My favorite Nick Mangold memory occurred in the summer of 2008, when he botched an exchange with his new quarterback and was instructed by then-coach Eric Mangini to run a penalty lap around the perimeter of the New York Jets' practice field at training camp.
The new quarterback was, of course, Brett Favre. There were some glitches because this was only their second practice together -- Favre had just arrived in a trade -- but the hard-driving Mangini wasn't about to make an exception just because the guilty parties happened to be a future Hall of Famer and a Pro Bowl center.
So they ran, side by side, and the Favre-obsessed crowd -- thousands of spectators -- rose to its feet in applause as the old gunslinger jogged around the field, smiling. Within minutes, video of the lap appeared on YouTube, back in the day when YouTube moments were still considered cool. Mangold was an afterthought -- the other guy -- but he relished the oddity of the scene, later remarking it was the first time he had been cheered for making a mistake.
A decade later, it's time for Mangold to take another lap -- a victory lap.
This time, he will be alone in the spotlight, deserving of the praise and congratulations that will come his way in the coming days and months. On Tuesday morning, Mangold announced his retirement, surprising no one. He will be feted next Tuesday at a news conference at the Jets' headquarters in Florham Park, New Jersey, where he will sign a ceremonial one-day contract and walk away as a Jet.
Perfect endings don't come along too often in sports. This isn't perfect -- Mangold was stung by the team's decision to release him 14 months ago -- but it's pretty close.
Mangold and Hall-of-Fame finalist Kevin Mawae, whom he succeeded in 2006, are the best centers in franchise history. Mangold was named to seven Pro Bowls and two All-Pro teams in 11 years, but it would be wrong to limit his legacy to one position. He was more than a premier center; he was one of the best offensive players to wear a Jets uniform. Period.

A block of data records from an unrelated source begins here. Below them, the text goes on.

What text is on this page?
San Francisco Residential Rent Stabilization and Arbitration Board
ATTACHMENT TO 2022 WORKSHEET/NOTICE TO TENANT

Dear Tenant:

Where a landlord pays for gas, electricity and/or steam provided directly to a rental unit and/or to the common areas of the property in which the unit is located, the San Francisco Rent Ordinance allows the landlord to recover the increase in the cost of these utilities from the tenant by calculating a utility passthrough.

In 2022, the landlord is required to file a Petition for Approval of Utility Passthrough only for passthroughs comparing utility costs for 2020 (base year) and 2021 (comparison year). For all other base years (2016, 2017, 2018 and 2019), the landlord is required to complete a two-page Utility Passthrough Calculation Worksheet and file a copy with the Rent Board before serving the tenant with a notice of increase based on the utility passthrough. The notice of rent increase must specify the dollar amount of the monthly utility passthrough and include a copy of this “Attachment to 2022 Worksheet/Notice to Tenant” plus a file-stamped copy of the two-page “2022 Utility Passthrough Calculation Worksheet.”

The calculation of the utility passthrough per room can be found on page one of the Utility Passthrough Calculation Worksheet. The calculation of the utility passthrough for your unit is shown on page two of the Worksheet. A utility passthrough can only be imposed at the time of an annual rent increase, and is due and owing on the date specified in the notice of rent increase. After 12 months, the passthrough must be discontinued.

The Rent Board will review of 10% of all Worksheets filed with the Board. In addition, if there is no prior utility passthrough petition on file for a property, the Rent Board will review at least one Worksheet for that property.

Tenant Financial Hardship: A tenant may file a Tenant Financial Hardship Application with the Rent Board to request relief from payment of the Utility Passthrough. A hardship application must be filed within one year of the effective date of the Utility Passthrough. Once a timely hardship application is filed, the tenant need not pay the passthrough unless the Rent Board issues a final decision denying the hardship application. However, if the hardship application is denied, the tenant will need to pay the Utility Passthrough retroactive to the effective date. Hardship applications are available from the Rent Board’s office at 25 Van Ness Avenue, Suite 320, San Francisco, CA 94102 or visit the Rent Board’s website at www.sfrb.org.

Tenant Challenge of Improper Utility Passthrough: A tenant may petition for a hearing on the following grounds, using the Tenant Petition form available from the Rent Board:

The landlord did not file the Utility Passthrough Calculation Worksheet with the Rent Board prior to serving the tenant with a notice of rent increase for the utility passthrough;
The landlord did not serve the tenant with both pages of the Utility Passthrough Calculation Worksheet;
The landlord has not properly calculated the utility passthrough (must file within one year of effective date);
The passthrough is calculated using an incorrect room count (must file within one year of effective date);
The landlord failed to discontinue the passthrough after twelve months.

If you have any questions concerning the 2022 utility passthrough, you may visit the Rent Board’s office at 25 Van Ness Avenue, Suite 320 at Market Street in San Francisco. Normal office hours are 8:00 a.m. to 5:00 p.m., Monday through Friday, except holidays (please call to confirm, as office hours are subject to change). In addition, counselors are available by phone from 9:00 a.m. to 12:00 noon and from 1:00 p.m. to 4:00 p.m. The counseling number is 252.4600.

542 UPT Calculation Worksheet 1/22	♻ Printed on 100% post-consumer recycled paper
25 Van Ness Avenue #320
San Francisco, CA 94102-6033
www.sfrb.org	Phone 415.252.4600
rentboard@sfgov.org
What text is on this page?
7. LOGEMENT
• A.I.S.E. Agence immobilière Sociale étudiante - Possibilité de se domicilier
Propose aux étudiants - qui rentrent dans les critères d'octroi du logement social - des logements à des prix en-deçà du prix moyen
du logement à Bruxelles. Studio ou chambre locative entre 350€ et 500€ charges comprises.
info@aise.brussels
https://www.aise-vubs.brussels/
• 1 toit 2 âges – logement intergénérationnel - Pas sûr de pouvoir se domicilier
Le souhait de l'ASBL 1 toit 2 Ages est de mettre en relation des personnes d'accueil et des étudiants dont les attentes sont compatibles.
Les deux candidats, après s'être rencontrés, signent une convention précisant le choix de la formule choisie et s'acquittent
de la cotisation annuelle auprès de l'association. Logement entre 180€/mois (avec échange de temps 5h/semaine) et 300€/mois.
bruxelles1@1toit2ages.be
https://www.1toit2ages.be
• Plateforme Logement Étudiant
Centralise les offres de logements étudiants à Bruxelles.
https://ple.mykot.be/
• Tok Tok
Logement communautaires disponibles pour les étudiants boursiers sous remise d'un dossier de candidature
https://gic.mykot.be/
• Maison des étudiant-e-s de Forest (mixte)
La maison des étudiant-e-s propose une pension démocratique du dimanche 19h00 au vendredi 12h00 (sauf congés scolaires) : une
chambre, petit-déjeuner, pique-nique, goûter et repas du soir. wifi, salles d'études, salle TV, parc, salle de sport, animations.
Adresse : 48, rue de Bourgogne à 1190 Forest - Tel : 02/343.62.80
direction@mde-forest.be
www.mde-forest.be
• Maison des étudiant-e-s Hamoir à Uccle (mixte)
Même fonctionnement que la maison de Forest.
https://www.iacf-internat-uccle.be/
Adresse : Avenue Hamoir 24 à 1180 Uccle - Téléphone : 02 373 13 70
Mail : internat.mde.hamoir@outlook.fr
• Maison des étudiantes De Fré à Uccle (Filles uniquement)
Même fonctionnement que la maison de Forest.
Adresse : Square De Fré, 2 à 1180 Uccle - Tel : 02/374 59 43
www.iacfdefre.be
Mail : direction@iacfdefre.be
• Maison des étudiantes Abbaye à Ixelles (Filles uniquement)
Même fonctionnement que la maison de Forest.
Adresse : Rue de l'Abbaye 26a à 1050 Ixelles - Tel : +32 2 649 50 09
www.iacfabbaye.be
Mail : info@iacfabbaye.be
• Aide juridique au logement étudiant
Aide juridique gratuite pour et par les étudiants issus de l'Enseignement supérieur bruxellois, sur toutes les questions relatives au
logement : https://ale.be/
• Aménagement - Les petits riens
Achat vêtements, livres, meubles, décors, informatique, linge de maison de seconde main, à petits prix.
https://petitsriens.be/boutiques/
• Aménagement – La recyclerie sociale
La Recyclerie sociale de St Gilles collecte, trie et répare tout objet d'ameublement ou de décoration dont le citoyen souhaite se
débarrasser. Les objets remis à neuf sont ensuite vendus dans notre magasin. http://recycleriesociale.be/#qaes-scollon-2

In fact, the only player on offense to receive more first-team, All-Pro honors than Mangold is former tackle Marvin Powell, who accomplished it in 1979, 1981 and 1982.
For 11 years, Mangold was the rock of stability on offense. The coaches changed, the coordinators changed and the quarterbacks changed, but Mangold was the pillar. He anchored an offensive line that ranked six times in the top 10 in rushing, including the No. 1 ranking in 2009. That year, their line was the best in football -- D'Brickashaw Ferguson, Alan Faneca, Mangold, Brandon Moore and Damien Woody.
With Mangold on the field, the Jets played with two quarterbacks. He was a cerebral player who astounded teammates with his knowledge of the entire offense, not just the line or his position. He was the traffic cop and, at times, a big brother to the young quarterbacks who were thrown into the fire as rookies, namely Mark Sanchez and Geno Smith.
"In my 11 years as a Jet, there were plenty of ups and downs but, through it all, I wanted to be the Steady Eddie," Mangold said in his retirement announcement. "I wanted to be the guy that other guys looked at to see how it was done."
Mangold, 34, is an absolute lock for the Jets' Ring of Honor. But the Pro Football Hall of Fame? That will be tough.
He was one of the top two or three centers in the league over the course of his career, but it's difficult for centers to break into Canton's elite fraternity. Look at Mawae. His credentials are stronger than those of Mangold, and he's still waiting for his Hall call. Mawae was an eight-time Pro Bowler, a three-time All Pro and a member of the NFL all-decade team for the 2000s, and yet he has come up short as a finalist the last two years.
Like Mawae, Mangold never reached a Super Bowl. Came close -- twice -- but no Lombardi Trophy. He called it the "biggest regret" of his career.
Otherwise, it was a wonderful career. Enjoy the victory lap.